23 gennaio 2013 16:00

I musei, le gallerie d’arte e le altre istituzioni artistiche annunciano le loro iniziative e i loro programmi con un anticipo sempre maggiore. È logico: una delle cose che funziona meglio sono le coproduzioni di mostre la cui organizzazione richiede spesso anni di lavoro e che poi rimangono in giro per molto tempo. È uno dei tanti effetti della crisi economica, che ha portato molti paesi a ridurre la spesa per gli eventi culturali (un discorso che non vale per la Cina e per gli Stati Uniti, che invece hanno aumentato notevolmente la spesa per la cultura). Una tendenza desolante, i cui effetti si faranno sentire soprattutto in futuro.

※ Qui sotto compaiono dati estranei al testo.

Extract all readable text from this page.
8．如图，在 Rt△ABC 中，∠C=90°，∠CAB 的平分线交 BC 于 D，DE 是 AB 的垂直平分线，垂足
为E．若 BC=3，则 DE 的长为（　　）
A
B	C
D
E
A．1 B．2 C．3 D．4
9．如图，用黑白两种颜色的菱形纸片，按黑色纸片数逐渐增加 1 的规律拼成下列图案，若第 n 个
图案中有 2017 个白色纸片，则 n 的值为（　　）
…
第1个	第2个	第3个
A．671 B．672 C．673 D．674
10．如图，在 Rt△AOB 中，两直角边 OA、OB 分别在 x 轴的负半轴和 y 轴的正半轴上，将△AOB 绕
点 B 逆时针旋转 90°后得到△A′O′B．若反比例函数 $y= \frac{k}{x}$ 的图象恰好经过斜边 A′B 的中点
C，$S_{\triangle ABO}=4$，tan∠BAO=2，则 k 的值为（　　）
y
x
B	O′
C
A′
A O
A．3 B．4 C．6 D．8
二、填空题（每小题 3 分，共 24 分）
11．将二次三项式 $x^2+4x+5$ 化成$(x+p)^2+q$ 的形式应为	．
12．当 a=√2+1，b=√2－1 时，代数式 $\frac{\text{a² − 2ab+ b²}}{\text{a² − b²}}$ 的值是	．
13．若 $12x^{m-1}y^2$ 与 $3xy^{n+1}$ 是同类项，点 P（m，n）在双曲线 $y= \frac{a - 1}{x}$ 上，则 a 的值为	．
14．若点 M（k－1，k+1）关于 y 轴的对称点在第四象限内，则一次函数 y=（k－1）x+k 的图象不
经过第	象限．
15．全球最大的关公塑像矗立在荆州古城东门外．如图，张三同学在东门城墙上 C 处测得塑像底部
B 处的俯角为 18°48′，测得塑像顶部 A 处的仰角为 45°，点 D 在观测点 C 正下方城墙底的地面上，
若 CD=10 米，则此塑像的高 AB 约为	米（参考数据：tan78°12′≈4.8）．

Un altro effetto della crisi è la generale diminuzione del numero delle mostre, che costano sempre di più. È naturale che ci si lamenti, anche se, guardando con attenzione a queste trasformazioni, potremmo scoprire delle opportunità. La riduzione del numero degli eventi potrebbe tradursi in un innalzamento della loro qualità: meglio poche mostre di qualità che tanti eventi mediocri.

Meglio mettere da parte i grandi nomi, troppo costosi, e concentrarsi su ricerca e sperimentazione. Purtroppo però non è sempre così, soprattutto se si continua a parlare di “consumo” culturale e se si guarda sempre di più al successo commerciale delle mostre. Ma visto che siamo all’inizio dell’anno, forse possiamo permetterci un po’ di ottimismo.